Even the escape plan itself is depicted as more of a precautionary measure. While other inmates are shown to be mistreated by a prison administration that removes small but lifesaving privileges for petty reasons, Frank and his old friends the Anglin brothers (Jack Thibeau and a young Fred Ward) want to break out mainly because they see an opportunity to avoid being subjected to a lifetime of prison drudgery, where any efforts to better themselves are treated as incidental at best. They’re not in any immediate danger from some collection of worst-of-the-worst hardened criminals, or even relentless cruelty from the guards; they’re staring down the inherent inhumanity of prison itself.

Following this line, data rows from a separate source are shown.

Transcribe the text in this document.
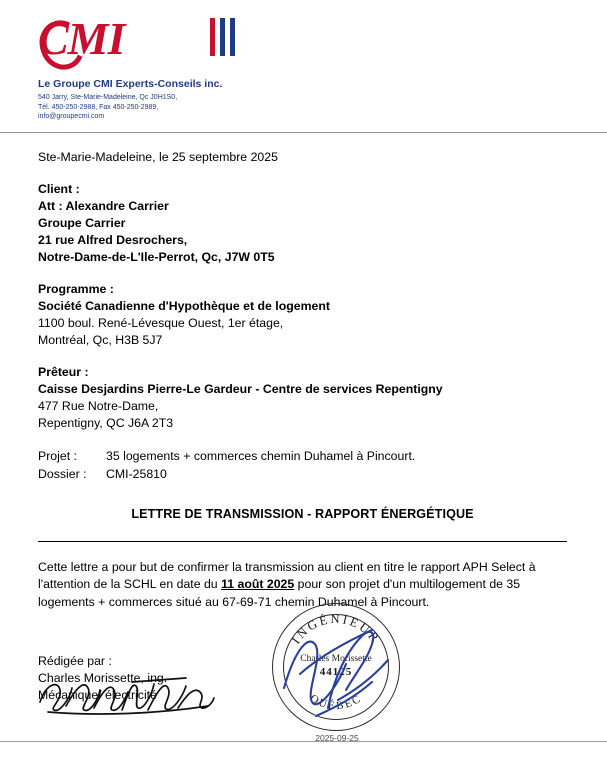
CMI
Le Groupe CMI Experts-Conseils inc.
540 Jarry, Ste-Marie-Madeleine, Qc J0H1S0,
Tél. 450-250-2988, Fax 450-250-2989,
info@groupecmi.com
Ste-Marie-Madeleine, le 25 septembre 2025
Client :
Att : Alexandre Carrier
Groupe Carrier
21 rue Alfred Desrochers,
Notre-Dame-de-L'Ile-Perrot, Qc, J7W 0T5
Programme :
Société Canadienne d'Hypothèque et de logement
1100 boul. René-Lévesque Ouest, 1er étage,
Montréal, Qc, H3B 5J7
Prêteur :
Caisse Desjardins Pierre-Le Gardeur - Centre de services Repentigny
477 Rue Notre-Dame,
Repentigny, QC J6A 2T3
Projet :	35 logements + commerces chemin Duhamel à Pincourt.
Dossier :	CMI-25810
LETTRE DE TRANSMISSION - RAPPORT ÉNERGÉTIQUE

Cette lettre a pour but de confirmer la transmission au client en titre le rapport APH Select à l'attention de la SCHL en date du 11 août 2025 pour son projet d'un multilogement de 35 logements + commerces situé au 67-69-71 chemin Duhamel à Pincourt.

Rédigée par :
Charles Morissette, ing.
Mécanique/ électricité
INGÉNIEUR
QUÉBEC
Charles Morissette
44125
2025-09-25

It’s strange, then, that anyone whose images are clearly formed more from common cultural misconceptions and paranoia more than any genuine expertise would look at Alcatraz as a symbol of law enforcement at its finest. These movies all make it more of a physical or mental gauntlet than a marvel of criminal containment; that’s even true of The Rock, the only one of the three not to turn specifically sympathy for Alcatraz prisoners over their captors. And Sean Connery’s character is, of course, an ex-prisoner, designated by the movie’s rewritten history as the “only man” to escape Alcatraz. Even then, he’s been duly recaptured, then re-imprisoned without trial. Michael Bay’s politics are like a funhouse-mirror warping of Eastwood and Siegel’s institution-skeptical, vaguely libertarian, yet often community-minded leanings; he loves flouting authority while also insisting that individual might makes right. (We’re essentially prompted to feel that Connery’s John Patrick Mason deserves freedom because he’s the best, not because he was illegally held for decades.)

In real life, no one is sure what happened to the three prisoners who did break out of Alcatraz, inspiring the Eastwood movie; the initial assumption that they drowned in the bay has been challenged, and the film plays up the ambiguity, strongly implying that they may have made it out. The prison itself was closed because of the enormous cost of maintaining an island prison, not because of the recent escape, but those two facts together do feel extra-symbolic: If the main takeaway from the expensive maintenance Alcatraz was the impossibility of escape, and three guys may have successfully escaped, then, well, what’s all that money for? Ultimately, perhaps it makes more sense as a movie set than as one more functioning prison in an incarceration-addicted country. Trump may see the island as a symbol, but all three movies in the Alcatraz trilogy make it pretty clear that it’s not the symbol in his head.